Les jeunes et la politique, par Benjamin Lucas

Président du mouvement des jeunes socialistes
Président du mouvement des jeunes socialistes

Les jeunes sont au cœur du discours politique. Ils l’étaient pour F.Hollande, en Mai 2012. Ils le sont encore aujourd’hui, quand on fait appel à eux pour légitimer un programme électoral, quel qu’il soit.

Pourtant, 7 jeunes sur 10 se sont abstenus aux dernières élections régionales (alors que 7 séniors sur 10 ont voté). Il y a une défiance des jeunes vis-à-vis de la politique. Ils n’ont plus l’impression de maîtriser leur destin par un bulletin de vote.

Les conséquences sont 1/ le premier parti des jeunes de 18 à 25 ans est l’abstention. 2/ s’ils votent, une partie importante d’entre eux se prononcent pour l’extrême droite. Les jeunes FN ne sont plus majoritairement des néonazis, mais des jeunes qui peuvent avoir une formation politique intéressante.

Pourquoi ? Les jeunes qui sont nés dans les années 1980 -1990 n’ont plus d’idéal. La chute du mur en 1989 les a laissés avec la perspective unique d’un monde dominé par le libéralisme. Ils n’ont connu en Europe que la crise. 150.000 jeunes sortent chaque année du système scolaire sans qualification et comme la croissance est faible et crée peu d’emplois, ils sont les premières victimes, avec les femmes, de la précarité de l’offre, avec les embauches massives et répétitives en CDD. C’est la première génération, depuis longtemps, qui pense qu’elle va vivre moins bien que la précédente.

Les jeunes ne sont pas représentés dans les organes de pouvoir de la Nation. A l’Assemblée Nationales, c’est la première législature où il n’y a pas d’élus de moins de 30 ans.

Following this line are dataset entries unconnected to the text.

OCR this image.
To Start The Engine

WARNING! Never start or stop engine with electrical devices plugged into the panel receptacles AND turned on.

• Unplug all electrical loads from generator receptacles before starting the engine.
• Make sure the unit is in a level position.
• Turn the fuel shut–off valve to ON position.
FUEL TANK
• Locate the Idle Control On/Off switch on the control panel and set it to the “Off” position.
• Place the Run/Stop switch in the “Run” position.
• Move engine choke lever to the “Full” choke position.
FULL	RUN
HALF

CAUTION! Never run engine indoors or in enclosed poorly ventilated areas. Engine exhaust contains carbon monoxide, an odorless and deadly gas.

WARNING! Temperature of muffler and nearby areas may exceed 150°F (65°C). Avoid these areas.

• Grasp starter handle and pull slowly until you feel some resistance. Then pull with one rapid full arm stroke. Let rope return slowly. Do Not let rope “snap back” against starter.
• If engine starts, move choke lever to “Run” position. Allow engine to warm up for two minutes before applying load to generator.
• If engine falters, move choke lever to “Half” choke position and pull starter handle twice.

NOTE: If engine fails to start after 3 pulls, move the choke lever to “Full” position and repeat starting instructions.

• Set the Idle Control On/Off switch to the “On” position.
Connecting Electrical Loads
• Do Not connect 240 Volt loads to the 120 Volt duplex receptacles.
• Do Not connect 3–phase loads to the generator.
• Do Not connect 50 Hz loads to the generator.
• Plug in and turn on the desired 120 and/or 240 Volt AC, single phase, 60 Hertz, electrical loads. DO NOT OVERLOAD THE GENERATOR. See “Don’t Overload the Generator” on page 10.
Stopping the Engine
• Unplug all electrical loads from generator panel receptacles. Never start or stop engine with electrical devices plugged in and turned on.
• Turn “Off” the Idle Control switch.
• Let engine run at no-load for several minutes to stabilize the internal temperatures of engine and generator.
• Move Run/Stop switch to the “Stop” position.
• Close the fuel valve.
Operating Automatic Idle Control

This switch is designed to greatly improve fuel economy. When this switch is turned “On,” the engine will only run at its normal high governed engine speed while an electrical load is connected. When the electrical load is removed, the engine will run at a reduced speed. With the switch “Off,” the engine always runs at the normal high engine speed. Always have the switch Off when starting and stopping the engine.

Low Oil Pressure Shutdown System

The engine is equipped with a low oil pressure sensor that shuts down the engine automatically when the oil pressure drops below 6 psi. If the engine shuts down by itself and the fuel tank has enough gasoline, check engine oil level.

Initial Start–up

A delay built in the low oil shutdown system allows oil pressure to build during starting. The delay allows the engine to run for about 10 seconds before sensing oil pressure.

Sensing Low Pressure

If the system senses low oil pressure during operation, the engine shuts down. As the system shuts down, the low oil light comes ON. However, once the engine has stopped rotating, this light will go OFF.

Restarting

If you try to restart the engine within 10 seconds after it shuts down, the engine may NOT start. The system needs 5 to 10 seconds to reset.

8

Que faire, alors ? 1/Tenir les engagements électoraux. La déchéance de Nationalité et la loi travail n’étaient pas dans les promesses du candidat Hollande, en 2012. Cependant, des mesures intéressantes ont été prises pour les jeunes : Le tiers payant pour la santé, le remboursement de 1’IVG, à 100%, les emplois d’avenir (140.000, à ce jour), la prime d’activité, l’augmentation des bourses d’études, pour les étudiants.

Mais, une addition de mesures, même positives, pour les jeunes ne fait pas une politique de la jeunesse.

2/ Il faut partager le temps de travail. Nous sommes dans un pays au taux de croissance faible qui crée peu ou pas d’emploi, avec une productivité forte qui augmentera encore dans les années qui viennent, et un chômage de masse.

La conclusion est qu’il faut partager le temps de travail pour réduire massivement le nombre de chômeurs, et en particulier celui des jeunes. C’est une des propositions des jeunes socialistes.